BANGKOK – US Assistant Secretary of State for East Asian and Pacific Affairs, Daniel R. Russel gave a speech at Chulalongkorn University where he discussed the perception of bias that the impeachment proceedings have perpetuated.
“When an elected leader is removed from office, is deposed, and then impeached by authorities, the same authorities that conducted the coup, and then when a political leader is targeted with criminal charges at a time when the basic democratic processes and institutions in the country are interrupted, the international community is going to be left with the impression that these steps could in fact be politically driven,” Russel said.
He stressed that the US would not be taking sides in Thailand’s domestic politics, but urged the junta to repeal martial law and all restrictions on freedom of expression.
“We are concerned about the significant restraints on freedoms since the coup,” he said. “Ending marital law throughout the country and removing restrictions of speech and assembly – these would be important steps as part of genuinely inclusive reform process that reflects the broad diversity of views within the country.”

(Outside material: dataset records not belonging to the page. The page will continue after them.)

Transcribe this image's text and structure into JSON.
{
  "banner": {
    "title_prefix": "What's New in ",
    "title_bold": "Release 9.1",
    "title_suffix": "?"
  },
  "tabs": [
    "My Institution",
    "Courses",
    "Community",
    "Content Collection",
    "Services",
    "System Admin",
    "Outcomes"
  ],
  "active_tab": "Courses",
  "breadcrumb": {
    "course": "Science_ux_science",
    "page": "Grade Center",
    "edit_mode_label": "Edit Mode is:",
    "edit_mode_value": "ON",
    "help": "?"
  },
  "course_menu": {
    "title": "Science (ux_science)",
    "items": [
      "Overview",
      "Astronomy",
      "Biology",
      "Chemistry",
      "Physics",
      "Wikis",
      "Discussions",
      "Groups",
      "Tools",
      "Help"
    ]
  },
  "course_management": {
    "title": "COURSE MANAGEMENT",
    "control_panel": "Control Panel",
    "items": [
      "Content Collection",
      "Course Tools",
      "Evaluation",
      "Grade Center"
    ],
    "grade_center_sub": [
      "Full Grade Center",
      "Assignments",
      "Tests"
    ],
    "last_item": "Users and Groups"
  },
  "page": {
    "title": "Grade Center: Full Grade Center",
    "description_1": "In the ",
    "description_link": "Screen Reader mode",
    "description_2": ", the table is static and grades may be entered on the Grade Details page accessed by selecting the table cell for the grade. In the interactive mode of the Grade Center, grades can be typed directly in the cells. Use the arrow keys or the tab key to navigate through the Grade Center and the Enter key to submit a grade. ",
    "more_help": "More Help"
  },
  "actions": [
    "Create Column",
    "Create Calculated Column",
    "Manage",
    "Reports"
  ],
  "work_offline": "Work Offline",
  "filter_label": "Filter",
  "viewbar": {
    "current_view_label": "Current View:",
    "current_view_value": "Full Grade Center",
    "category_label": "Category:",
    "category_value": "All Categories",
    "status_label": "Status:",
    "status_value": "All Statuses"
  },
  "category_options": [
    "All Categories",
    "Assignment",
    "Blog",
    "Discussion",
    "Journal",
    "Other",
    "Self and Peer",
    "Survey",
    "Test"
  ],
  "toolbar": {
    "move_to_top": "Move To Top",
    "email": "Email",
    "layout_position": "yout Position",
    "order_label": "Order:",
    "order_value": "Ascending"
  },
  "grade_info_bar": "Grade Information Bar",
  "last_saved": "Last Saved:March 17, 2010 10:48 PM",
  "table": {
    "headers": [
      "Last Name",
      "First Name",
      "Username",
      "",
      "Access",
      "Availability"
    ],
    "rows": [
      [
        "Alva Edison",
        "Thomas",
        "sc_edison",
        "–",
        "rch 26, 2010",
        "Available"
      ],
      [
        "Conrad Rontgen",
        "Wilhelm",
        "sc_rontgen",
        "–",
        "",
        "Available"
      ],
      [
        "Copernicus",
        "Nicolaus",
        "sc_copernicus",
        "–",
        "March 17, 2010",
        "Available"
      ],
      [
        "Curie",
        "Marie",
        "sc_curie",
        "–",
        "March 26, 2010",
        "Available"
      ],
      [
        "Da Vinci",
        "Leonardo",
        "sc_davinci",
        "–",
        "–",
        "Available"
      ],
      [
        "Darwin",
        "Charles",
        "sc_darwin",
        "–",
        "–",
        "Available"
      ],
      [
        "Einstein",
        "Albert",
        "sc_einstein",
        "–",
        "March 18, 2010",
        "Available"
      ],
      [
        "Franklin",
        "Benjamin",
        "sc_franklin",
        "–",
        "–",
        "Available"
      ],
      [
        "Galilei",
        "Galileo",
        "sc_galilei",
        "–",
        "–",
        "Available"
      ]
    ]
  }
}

Russel’s speach comes after he met with former Prime Minster Yingluck Shinawatra on Monday.
According to one of her aides, Yingluck thanked the US representatives for the opportunity to speak about her impeachment, which she has described as a politicised move by the junta-appointed legislators.
She wants is justice and fairness,” an ide who was present for the talks said.
She also told the US diplomat that if the impeachment against her turn out this way, the same standards must be applied to other cases against the previous governments.
She was referring to lawsuits against former Democrat Party politicians who authorised a crackdown on Redshirt protesters in 2010 that left over 90 people dead.
Critics point to the comparative swiftness with which courts have moved to prosecute Yingluck as evidence of a bias against her political faction.
Russel also met with former Prime Minister Abhisit Vejjajiva, the leader of the opposition Democrat Party who authorised the 2010 crackdown, and the current Thai Minister of Foreign Affairs, Gen. Thanasak Patimaprakorn.
But he refused to discuss the details of these meetings, citing standard diplomatic procedures, but said he felt he had been given a “serious hearing.”